Screening in Younger First-Degree Relatives of Patients with CRC

November 2015, Vol 6, No 10

A study from the Centers for Disease Control and Prevention documented an average 38% colorectal cancer (CRC) screening rate among people aged 40 to 49 years, and a 69.7% rate in those aged ?50 years with a first-degree relative with CRC (Tsai M-H, et al. Prev Chronic Dis. 2015;12:140533). An earlier analysis of National Health Interview Survey (NHIS) data from 2005 and 2010 showed that first-degree relatives of patients with CRC were 70% more likely to have a colonoscopy than their counterparts.

The American College of Gastroenterology guidelines call for CRC screening starting at age 40 years in all persons with a first-degree relative with CRC. However, the screening rates found in the new study are in line with the US Preventive Services Task Force recommendation of no screening before age 50 years in people at average risk, including those with first-degree relatives with sporadic CRC, except for those with first-degree relatives who had cancer at a younger age or those with >1 affected first-degree relative.
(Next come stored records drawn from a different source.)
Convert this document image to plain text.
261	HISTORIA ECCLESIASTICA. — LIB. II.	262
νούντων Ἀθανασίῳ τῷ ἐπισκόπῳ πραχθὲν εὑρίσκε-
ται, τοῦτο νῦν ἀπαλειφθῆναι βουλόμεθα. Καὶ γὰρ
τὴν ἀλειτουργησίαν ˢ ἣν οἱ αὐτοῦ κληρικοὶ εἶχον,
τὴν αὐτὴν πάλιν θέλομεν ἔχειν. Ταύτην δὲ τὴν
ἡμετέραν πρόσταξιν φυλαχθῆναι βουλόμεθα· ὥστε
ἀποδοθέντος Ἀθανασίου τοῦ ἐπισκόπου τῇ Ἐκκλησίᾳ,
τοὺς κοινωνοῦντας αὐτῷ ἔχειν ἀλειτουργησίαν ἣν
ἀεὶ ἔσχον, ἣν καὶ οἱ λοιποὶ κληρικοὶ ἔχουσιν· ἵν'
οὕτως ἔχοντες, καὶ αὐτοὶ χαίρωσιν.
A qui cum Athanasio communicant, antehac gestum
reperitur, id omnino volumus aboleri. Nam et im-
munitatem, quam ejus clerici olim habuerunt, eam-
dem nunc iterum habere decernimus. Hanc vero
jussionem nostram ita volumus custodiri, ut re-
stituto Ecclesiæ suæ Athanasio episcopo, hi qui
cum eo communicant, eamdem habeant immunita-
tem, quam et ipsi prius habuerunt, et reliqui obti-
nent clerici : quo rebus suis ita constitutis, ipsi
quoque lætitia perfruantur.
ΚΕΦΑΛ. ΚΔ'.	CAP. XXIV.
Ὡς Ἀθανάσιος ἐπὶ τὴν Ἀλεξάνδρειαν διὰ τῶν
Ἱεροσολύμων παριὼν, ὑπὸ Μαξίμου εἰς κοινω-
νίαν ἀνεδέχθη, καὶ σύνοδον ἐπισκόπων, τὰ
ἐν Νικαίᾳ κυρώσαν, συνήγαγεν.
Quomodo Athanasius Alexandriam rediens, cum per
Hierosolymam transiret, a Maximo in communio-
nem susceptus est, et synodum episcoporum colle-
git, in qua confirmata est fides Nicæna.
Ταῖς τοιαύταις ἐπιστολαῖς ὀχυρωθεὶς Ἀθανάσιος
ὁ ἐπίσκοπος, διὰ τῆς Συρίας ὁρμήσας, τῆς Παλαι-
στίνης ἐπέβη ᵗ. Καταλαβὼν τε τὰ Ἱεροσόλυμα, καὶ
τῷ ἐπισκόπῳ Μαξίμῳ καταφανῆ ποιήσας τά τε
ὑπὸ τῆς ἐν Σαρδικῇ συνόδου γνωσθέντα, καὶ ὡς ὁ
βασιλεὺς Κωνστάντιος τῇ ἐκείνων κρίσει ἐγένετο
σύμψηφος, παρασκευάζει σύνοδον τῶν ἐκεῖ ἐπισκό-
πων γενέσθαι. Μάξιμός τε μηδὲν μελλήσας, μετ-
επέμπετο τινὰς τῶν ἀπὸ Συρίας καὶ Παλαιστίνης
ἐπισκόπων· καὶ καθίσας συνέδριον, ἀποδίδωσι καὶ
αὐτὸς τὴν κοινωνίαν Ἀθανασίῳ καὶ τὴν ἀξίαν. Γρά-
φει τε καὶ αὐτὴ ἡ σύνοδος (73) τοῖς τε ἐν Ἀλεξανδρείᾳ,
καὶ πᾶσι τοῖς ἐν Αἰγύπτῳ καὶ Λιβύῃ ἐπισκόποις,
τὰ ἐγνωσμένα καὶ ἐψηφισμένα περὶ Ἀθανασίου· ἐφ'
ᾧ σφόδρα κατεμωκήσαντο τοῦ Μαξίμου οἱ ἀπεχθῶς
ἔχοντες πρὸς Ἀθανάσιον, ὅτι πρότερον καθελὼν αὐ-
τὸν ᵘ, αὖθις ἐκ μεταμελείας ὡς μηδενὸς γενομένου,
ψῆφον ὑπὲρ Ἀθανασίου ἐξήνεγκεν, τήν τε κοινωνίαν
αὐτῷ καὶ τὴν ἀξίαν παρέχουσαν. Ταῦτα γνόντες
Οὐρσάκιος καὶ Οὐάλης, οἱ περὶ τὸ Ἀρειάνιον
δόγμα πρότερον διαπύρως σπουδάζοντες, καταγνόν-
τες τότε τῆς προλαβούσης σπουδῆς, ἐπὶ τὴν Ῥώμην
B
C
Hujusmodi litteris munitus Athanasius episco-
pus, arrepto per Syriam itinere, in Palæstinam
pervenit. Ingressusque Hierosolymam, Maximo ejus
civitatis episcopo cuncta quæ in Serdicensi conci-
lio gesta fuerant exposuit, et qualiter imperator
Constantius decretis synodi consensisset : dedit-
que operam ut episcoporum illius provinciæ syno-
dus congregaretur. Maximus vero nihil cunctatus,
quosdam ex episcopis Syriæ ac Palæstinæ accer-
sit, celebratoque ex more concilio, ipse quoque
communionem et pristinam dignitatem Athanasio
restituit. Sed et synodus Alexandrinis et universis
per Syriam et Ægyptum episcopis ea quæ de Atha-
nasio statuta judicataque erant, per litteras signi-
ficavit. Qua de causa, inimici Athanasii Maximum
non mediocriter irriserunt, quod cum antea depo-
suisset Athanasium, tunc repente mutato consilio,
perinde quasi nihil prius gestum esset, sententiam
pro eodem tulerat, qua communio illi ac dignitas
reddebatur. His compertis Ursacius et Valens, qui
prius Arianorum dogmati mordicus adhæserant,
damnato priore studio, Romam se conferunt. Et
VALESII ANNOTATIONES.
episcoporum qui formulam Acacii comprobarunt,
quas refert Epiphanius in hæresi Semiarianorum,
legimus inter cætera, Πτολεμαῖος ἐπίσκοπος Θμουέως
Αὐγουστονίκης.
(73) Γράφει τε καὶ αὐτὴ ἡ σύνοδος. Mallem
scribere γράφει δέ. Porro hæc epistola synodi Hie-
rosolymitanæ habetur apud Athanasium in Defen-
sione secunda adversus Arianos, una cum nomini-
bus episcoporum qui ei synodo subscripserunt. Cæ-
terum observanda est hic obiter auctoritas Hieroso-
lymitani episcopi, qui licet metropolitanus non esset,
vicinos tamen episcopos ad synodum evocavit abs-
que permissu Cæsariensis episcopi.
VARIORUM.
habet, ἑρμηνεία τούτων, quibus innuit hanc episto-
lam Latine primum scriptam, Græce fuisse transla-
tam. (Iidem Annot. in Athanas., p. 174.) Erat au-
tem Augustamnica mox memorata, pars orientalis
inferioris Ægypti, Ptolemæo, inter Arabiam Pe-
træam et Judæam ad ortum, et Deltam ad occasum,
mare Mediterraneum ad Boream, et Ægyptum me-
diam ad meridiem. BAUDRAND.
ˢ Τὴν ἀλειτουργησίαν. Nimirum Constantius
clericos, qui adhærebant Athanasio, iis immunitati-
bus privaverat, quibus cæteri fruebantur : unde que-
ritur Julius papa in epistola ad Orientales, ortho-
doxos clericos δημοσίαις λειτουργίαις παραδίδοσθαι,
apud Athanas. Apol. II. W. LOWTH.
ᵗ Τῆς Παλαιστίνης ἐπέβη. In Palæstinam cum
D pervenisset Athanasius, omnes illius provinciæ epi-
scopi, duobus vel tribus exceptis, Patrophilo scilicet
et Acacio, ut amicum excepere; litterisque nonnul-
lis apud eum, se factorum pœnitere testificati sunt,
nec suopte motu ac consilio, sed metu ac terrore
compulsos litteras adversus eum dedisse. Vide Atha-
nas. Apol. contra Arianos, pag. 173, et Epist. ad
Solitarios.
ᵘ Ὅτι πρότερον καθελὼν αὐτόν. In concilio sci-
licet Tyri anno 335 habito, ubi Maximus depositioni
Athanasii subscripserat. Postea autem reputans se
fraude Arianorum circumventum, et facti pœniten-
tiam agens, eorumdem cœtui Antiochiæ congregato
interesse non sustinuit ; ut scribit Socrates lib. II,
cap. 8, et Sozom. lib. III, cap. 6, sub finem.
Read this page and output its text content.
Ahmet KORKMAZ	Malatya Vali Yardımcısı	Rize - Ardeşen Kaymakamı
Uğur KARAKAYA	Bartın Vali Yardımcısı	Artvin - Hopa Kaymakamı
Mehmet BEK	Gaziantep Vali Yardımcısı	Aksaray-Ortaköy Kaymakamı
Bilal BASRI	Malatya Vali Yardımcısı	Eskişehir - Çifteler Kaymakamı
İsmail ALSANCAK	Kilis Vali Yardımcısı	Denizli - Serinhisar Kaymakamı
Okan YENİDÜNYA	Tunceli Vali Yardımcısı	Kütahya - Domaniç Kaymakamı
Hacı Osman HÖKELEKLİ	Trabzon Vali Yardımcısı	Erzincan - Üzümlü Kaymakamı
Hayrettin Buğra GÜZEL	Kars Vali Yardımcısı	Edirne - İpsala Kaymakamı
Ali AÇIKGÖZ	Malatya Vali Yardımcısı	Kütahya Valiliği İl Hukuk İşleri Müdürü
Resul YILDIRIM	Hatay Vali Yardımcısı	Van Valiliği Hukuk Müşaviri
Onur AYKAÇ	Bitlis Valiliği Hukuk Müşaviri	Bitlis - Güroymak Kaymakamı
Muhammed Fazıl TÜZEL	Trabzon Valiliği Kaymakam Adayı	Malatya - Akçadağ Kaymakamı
Sudha Xirasagar, PhD, MBBS, Associate Professor of Health Services Policy and Management, Arnold School of Public Health, University of South Carolina, Columbia, who led the study, noted that first-degree relatives are not average-risk individuals.

“They are a higher-than-average risk group, for whom prevention guidelines may be better assessed by the specialty groups that treat higher-risk subgroups,” Dr Xirasagar told Value-Based Cancer Care.

“The remedy to the contradiction is to pursue prospective studies of first-­degree relatives to finalize the optimum screening age, rather than remaining anchored to a position taken by an organization with a minimalist approach to preventive services that may serve the general population well but may endanger higher-risk subpopulations. In retrospect, our paper should have highlighted the contradiction,” Dr Xirasagar said.

Dr Xirasagar and her coinvestigators found 2470 individuals with a family history of CRC in the 2005 and 2010 NHIS data. In 2005, 25.2% of individuals with a family history of CRC underwent colonoscopy; this rate rose to 65.8% in 2010.

Among those aged 40 to 49 years with a family history, 12.7% had a colonoscopy in 2005 and 38.3% in 2010; the respective rates for those aged 50 to 64 years were 21.4% and 69.1%, and for those aged ?65 years, 32% and 70.3%.

The adjusted likelihood of colonoscopy was 1.7 in individuals with a family history of CRC compared with those without a family history. Furthermore, the adjusted likelihood of having a colonoscopy for individuals with private insurance was 3.3 and 3.4 for those with public insurance.